Re: [PATCH] mm,oom: fix oom invocation issues

From: Tetsuo Handa
Date: Thu May 18 2017 - 10:57:50 EST


Michal Hocko wrote:
> On Thu 18-05-17 22:57:10, Tetsuo Handa wrote:
> > Michal Hocko wrote:
> > > It is racy and it basically doesn't have any allocation context so we
> > > might kill a task from a different domain. So can we do this instead?
> > > There is a slight risk that somebody might have returned VM_FAULT_OOM
> > > without doing an allocation but from my quick look nobody does that
> > > currently.
> >
> > I can't tell whether it is safe to remove out_of_memory() from
> > pagefault_out_of_memory(). There are VM_FAULT_OOM users in fs/
> > directory. What happens if pagefault_out_of_memory() was called as a
> > result of e.g. GFP_NOFS allocation failure?
>
> Then we would bypass GFP_NOFS oom protection and could trigger a
> premature OOM killer invocation.

Excuse me, but I couldn't understand your answer.

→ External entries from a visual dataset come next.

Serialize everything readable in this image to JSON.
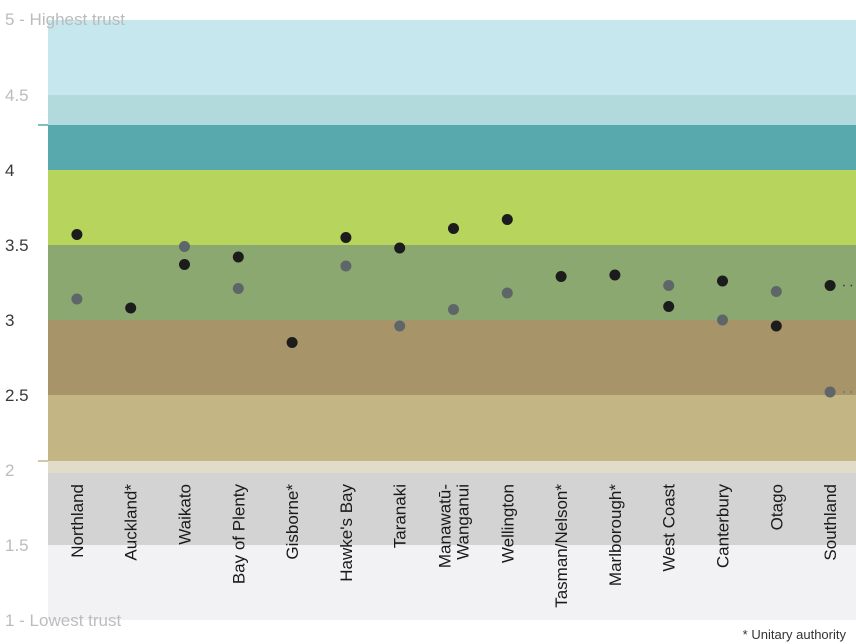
{
  "chart_data": {
    "type": "scatter",
    "ylim": [
      1,
      5
    ],
    "yticks": [
      "1 - Lowest trust",
      "1.5",
      "2",
      "2.5",
      "3",
      "3.5",
      "4",
      "4.5",
      "5 - Highest trust"
    ],
    "categories": [
      "Northland",
      "Auckland*",
      "Waikato",
      "Bay of Plenty",
      "Gisborne*",
      "Hawke's Bay",
      "Taranaki",
      "Manawatū-\nWanganui",
      "Wellington",
      "Tasman/Nelson*",
      "Marlborough*",
      "West Coast",
      "Canterbury",
      "Otago",
      "Southland"
    ],
    "series": [
      {
        "values": [
          3.57,
          3.08,
          3.37,
          3.42,
          2.85,
          3.55,
          3.48,
          3.61,
          3.67,
          3.29,
          3.3,
          3.09,
          3.26,
          2.96,
          3.23
        ]
      },
      {
        "values": [
          3.14,
          null,
          3.49,
          3.21,
          null,
          3.36,
          2.96,
          3.07,
          3.18,
          null,
          null,
          3.23,
          3.0,
          3.19,
          2.52
        ]
      }
    ],
    "bands": [
      {
        "from": 4.5,
        "to": 5.0,
        "color": "#c5e7ed"
      },
      {
        "from": 4.3,
        "to": 4.5,
        "color": "#b2d9dc"
      },
      {
        "from": 4.0,
        "to": 4.3,
        "color": "#57a9ae"
      },
      {
        "from": 3.5,
        "to": 4.0,
        "color": "#b7d45c"
      },
      {
        "from": 3.0,
        "to": 3.5,
        "color": "#8aa86f"
      },
      {
        "from": 2.5,
        "to": 3.0,
        "color": "#a89469"
      },
      {
        "from": 2.06,
        "to": 2.5,
        "color": "#c4b585"
      },
      {
        "from": 1.98,
        "to": 2.06,
        "color": "#e0dcc8"
      },
      {
        "from": 1.5,
        "to": 1.98,
        "color": "#d3d3d4"
      },
      {
        "from": 1.0,
        "to": 1.5,
        "color": "#f2f2f4"
      }
    ],
    "colors": {
      "series0": "#1c1c1c",
      "series1": "#5f6669",
      "tick": "#bcbcbc",
      "tick_dark": "#3a3a3a"
    },
    "footnote": "* Unitary authority"
  }
}
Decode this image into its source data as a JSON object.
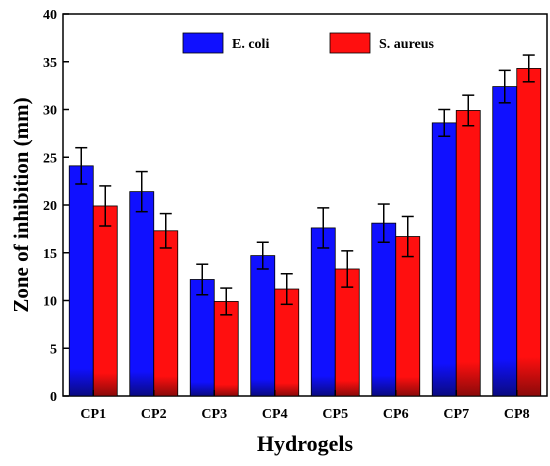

We have __GFP_FS check in out_of_memory(). If we remove out_of_memory() from
pagefault_out_of_memory(), pagefault_out_of_memory() called as a result of
a !__GFP_FS allocation failure won't be able to call oom_kill_process().
Unless somebody else calls oom_kill_process() via a __GFP_FS allocation
request, a thread which triggered a page fault event will spin forever.

>
> > Is it guaranteed that all memory allocations that might occur from
> > page fault event (or any action that might return VM_FAULT_OOM)
> > are allowed to call oom_kill_process() from out_of_memory() before
> > reaching pagefault_out_of_memory() ?
>
> The same applies here.

So, my question is, can pagefault_out_of_memory() be called as a result of
an allocation request (or action) which cannot call oom_kill_process() ?
Please answer with "yes" or "no".

>
> > Anyway, I want
> >
> > /* Avoid allocations with no watermarks from looping endlessly */
> > - if (test_thread_flag(TIF_MEMDIE))
> > + if (alloc_flags == ALLOC_NO_WATERMARKS && test_thread_flag(TIF_MEMDIE))
> > goto nopage;
> >
> > so that we won't see similar backtraces and memory information from both
> > out_of_memory() and warn_alloc().
>
> I do not think this is an improvement and it is unrelated to the
> discussion here.

If we allow current thread to allocate memory when current thread was
chosen as an OOM victim by giving current thread a chance to do
ALLOC_NO_WATERMARKS allocation request, all memory allocation requests
that might occur from page fault event will likely succeed and thus
current thread will not call pagefault_out_of_memory(). This will
prevent current thread from selecting next OOM victim by calling
out_of_memory() from pagefault_out_of_memory().